Personally, I am going to suggest that old habits die hard. For all those that did not suffer unemployment, which will be the majority of consumers, the lure of credit and consumption will be waiting for them once confidence returns. As well, they will have fattened their bank accounts to the point that they won't know how to resist putting some of it to use.
While we do perhaps have a lot of reasons to fear gloom and doom, we also have a consumer tinderbox waiting for a spark. I don't know which one will win out nor do I know how long it will do so. For example, I don't know if the tinderbox can be lit before housing prices start to rise.

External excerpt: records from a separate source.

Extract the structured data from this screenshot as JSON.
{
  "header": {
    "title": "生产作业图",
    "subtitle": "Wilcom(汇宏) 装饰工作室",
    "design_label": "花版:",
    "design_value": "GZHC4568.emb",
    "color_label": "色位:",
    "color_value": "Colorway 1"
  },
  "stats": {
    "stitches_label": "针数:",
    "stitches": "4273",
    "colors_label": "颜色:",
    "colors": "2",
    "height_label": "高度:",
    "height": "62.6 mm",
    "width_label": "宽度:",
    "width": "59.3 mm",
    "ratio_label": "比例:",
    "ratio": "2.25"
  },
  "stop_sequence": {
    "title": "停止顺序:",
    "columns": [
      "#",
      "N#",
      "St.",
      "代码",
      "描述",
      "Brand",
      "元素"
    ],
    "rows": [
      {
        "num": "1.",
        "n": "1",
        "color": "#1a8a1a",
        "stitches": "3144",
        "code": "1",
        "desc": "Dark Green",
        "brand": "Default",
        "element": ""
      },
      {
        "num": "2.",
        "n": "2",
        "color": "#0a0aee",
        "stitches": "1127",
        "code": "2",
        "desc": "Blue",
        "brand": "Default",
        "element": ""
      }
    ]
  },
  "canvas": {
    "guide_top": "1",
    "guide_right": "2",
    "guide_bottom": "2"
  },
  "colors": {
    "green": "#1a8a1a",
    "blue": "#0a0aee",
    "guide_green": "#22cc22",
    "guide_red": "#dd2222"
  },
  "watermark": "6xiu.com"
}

What is the ratio of renters vs owners?
I do know that the nuggets of information regarding real people, real habits, and their likely actions are few and far between. Too much of the material we read (on CNBC) is very biased by political viewpoints... and you need to find a way to see past that barrier to the good information the partisan baloney conceals.
UPDATE: Wednesday 7-Oct-2009
As a counterpoint, here is another article talking about problems caused by the ongoing lack of various debt-securitization markets.However, I will point out that the title seems a bit broad for the issue at hand. It seems that the article is pointing to the idea of a systemic inability for large lenders to resell their lending in order to enable more lending.
Perhaps the fact that these institutions, and their rating agency cohorts, have just burned half the planet with their prior recklessness is one reason that purchasers of these products are a bit gun shy?